Figure 4: A sampling of different evaluation methods available to you in AI-Foundry Evaluator Library
We are committed to building on this strong foundation and expanding it with the help of our Microsoft Research counterparts, HLS product teams, and industry and academic partners. Our goal is to address these key issues for the HLS community by enhancing benchmarking capabilities and fostering opportunities for sharing, comparing, and collaborating. In pursuit of these goals, we will continue to work closely with and support evaluation efforts from our partner community, including HealthcareDive, MedHelm, LMArena, M42 , not to forget the deep well of expertise from our own Microsoft Research community.
We will continue our discussion on evaluation benchmarking challenges in the next part of these series.

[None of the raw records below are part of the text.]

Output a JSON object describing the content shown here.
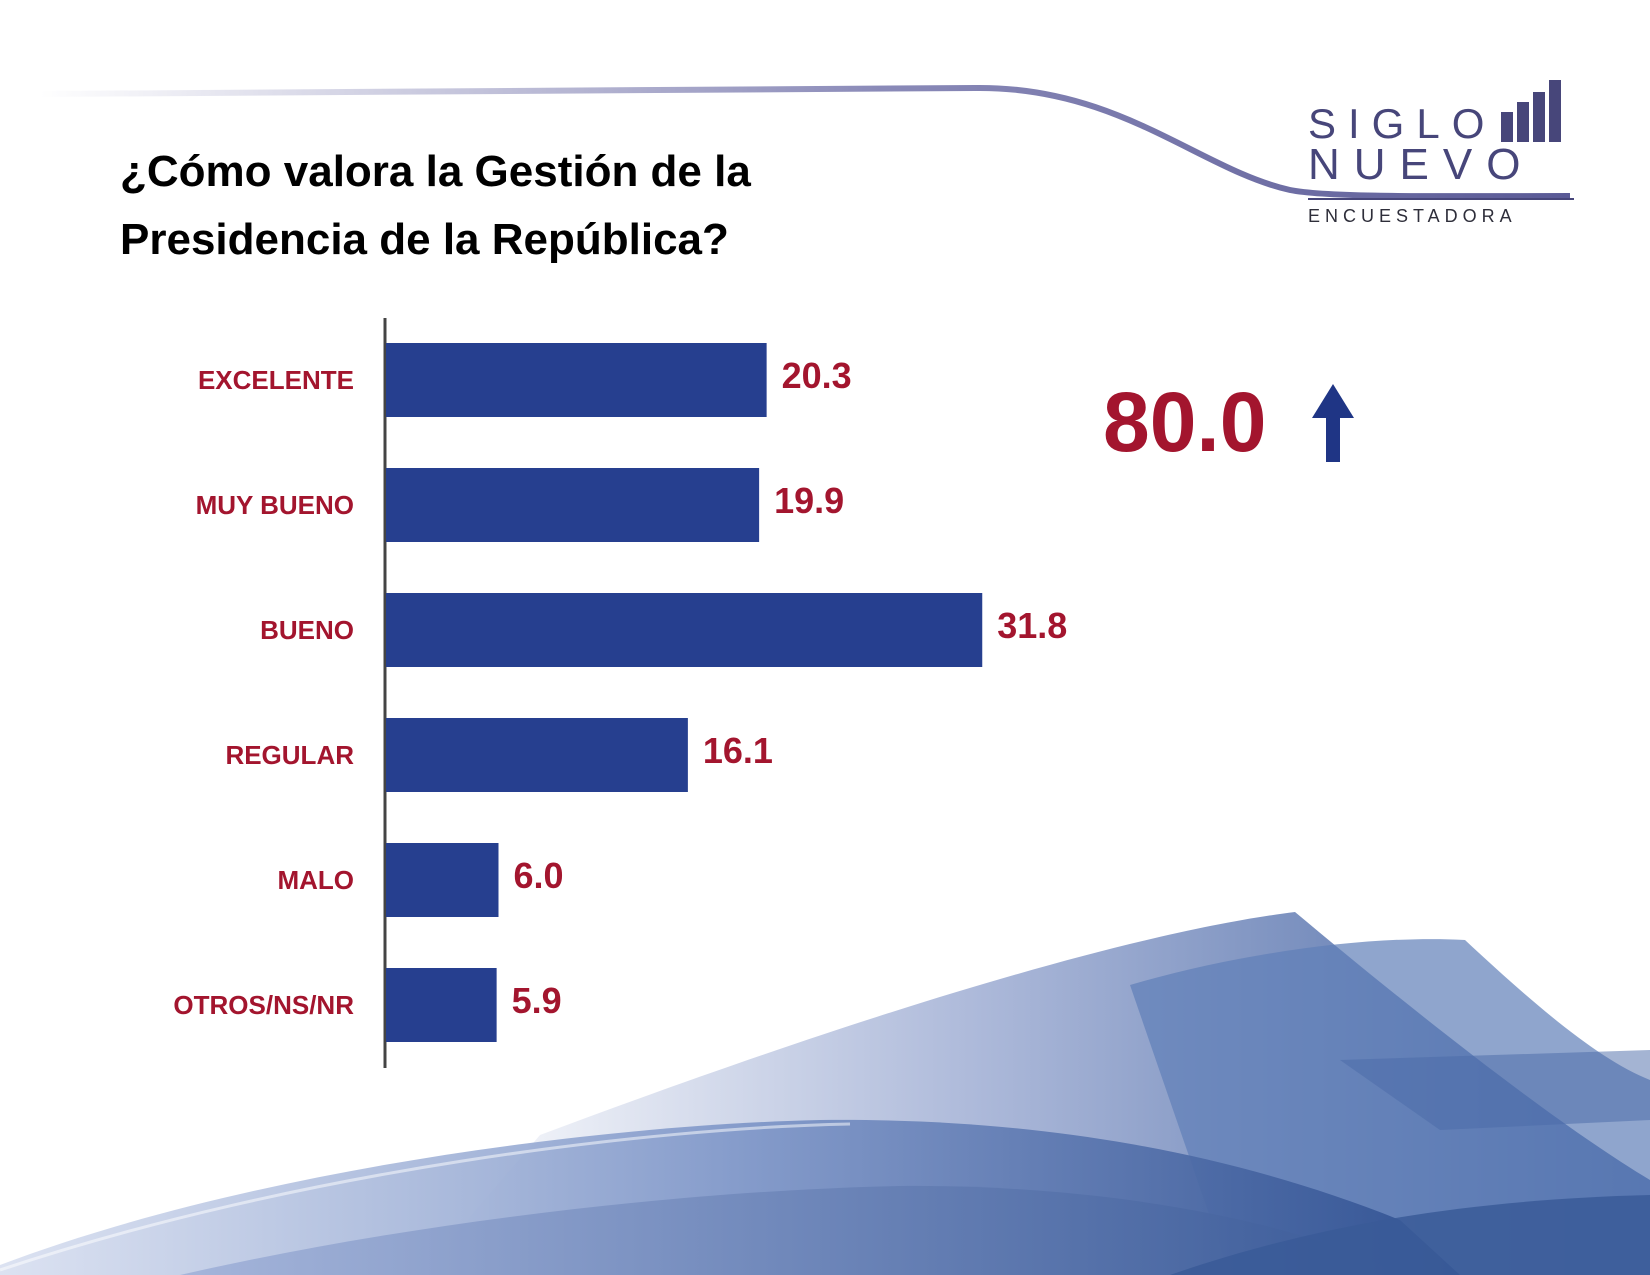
{
  "title": {
    "line1": "¿Cómo valora la Gestión de la",
    "line2": "Presidencia de la República?"
  },
  "logo": {
    "word1": "SIGLO",
    "word2": "NUEVO",
    "word3": "ENCUESTADORA",
    "color": "#47467a"
  },
  "total": {
    "value": "80.0",
    "icon": "up-arrow-icon",
    "color": "#a3152e",
    "icon_color": "#1f3585"
  },
  "colors": {
    "bar": "#263f8f",
    "label": "#a3152e",
    "axis": "#444444"
  },
  "chart_data": {
    "type": "bar",
    "orientation": "horizontal",
    "categories": [
      "EXCELENTE",
      "MUY BUENO",
      "BUENO",
      "REGULAR",
      "MALO",
      "OTROS/NS/NR"
    ],
    "values": [
      20.3,
      19.9,
      31.8,
      16.1,
      6.0,
      5.9
    ],
    "value_labels": [
      "20.3",
      "19.9",
      "31.8",
      "16.1",
      "6.0",
      "5.9"
    ],
    "xlim": [
      0,
      35
    ],
    "grid": false,
    "legend": "none"
  }
}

Until then, please visit us at HIMSS in Level 2 Booth #2221, and stay tuned for further announcements in the coming weeks.
[1] This is true for MedQA, HEAD-QA, VQA-Rad, MMLU, MedBullets, PubMedQA, BioMistral and many others.
[2] “Easy” is easier said than done. Even for simple matching of multiple choice options, you may need to jump through hoops and do some extraction and manipulation of LLM outputs to do a reliable comparison.
[3] Maybe you are an academic institution, who has the clinical / administrative bandwidth and access to data.
[4] F1, Bleu, Rouge, Meteor, …
[5] BERTScore, AlignScore, MoverScore, …
[6] Hired / crowd-sourced experts, or Arena / Challenge approaches such as chatbot arena
[7] See AI Foundry Evaluation section, but also G-Eval, GPT-Score, Prometheus etc.